Fed up with his abandonment, Ashleigh drunkenly confides in her friends, Vonnie and Rachel. They recommend she capture his attention by texting him a nude photo. How could he possibly ignore Ashleigh after that?

Fast-forward through the details of Kaleb’s departure and Ashleigh’s insecurity to their ugly, vengeful breakup. One thing leads to another, but Ashleigh never expected Kaleb to send out a mass text of her nude photo to every one of his contacts. The text is forwarded and shared and Ashleigh’s name and contact information are added to the photograph. Soon, Ashleigh finds herself in the middle of a sexting scandal that has her school in an uproar and she’s in trouble for distributing child pornography.

She faces sixty hours of community service as her court ordered sentence. She’s all alone — her relationship long over, friendships on the brink of destruction, she’s bullied, and her father’s superintendent job could be terminated. One seemingly innocent text has ruined Ashleigh’s clean record and reputation.

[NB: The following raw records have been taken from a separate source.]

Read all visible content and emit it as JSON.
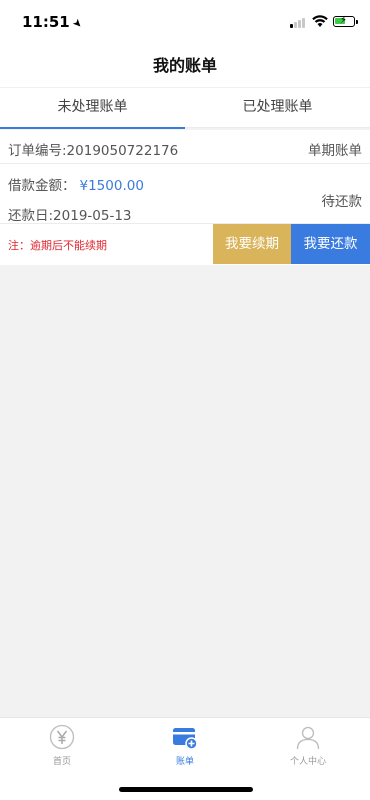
{
  "status_bar": {
    "time": "11:51"
  },
  "nav": {
    "title": "我的账单"
  },
  "tabs": [
    {
      "label": "未处理账单",
      "active": true
    },
    {
      "label": "已处理账单",
      "active": false
    }
  ],
  "bill": {
    "order_no": "订单编号:2019050722176",
    "type": "单期账单",
    "amount_label": "借款金额：",
    "amount_value": "¥1500.00",
    "due_date": "还款日:2019-05-13",
    "status": "待还款",
    "note": "注：逾期后不能续期",
    "renew_label": "我要续期",
    "pay_label": "我要还款"
  },
  "tabbar": [
    {
      "label": "首页",
      "icon": "yen-icon"
    },
    {
      "label": "账单",
      "icon": "bill-icon",
      "active": true
    },
    {
      "label": "个人中心",
      "icon": "user-icon"
    }
  ],
  "colors": {
    "accent": "#3a7be0",
    "renew": "#d9b45a",
    "warning": "#e0262f"
  }
}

Thousand Words is the first experience reading Jennifer Brown. I’ve heard praises for her work by so many of my book-loving friends, and thankfully, can now join the choir to spread the word. Brown tackles a relevant and extremely difficult topic. Was Ashleigh wrong for sending the photo? Should she have gotten in trouble? What are the repercussions for Kaleb sharing the photo? There are so many complexities that make a resolution darn near impossible, but Brown explores each sector so well. Ashleigh goes through the ups and downs of feeling like she’d been pressured into sending the photograph, the anger at Kaleb for not being the upstanding guy she thought he was, and the devastation of realizing that she was as guilty as anyone else. If she hadn’t sent the text, none of this would have ever happened. Hindsight is 20/20, right?

Brown’s Thousand Words tells the very realistic tale of a situation that’s happening across the country. Laws are currently being revised in multiple states to tackle this situation. Ashleigh’s story isn’t easy to read — it’s uncomfortable and frustrating. I was angered by Ashleigh’s attitude and reluctance to accept responsibility for the part she played. She could be very “woe is me” and didn’t always have me convinced she was actually going to learn anything from the situation, other than pointing fingers at everyone else. (But, thankfully, a boy named Mack teaches her a lot about what it is to truly lose everything.) While Thousand Words isn’t a happy, feel-good read, Brown’s writing is spot-on. It’s beyond necessary for her story to be read, shared, and discussed.

Since I’m very much a Jennifer Brown newbie, can you tell me which of her books to read next?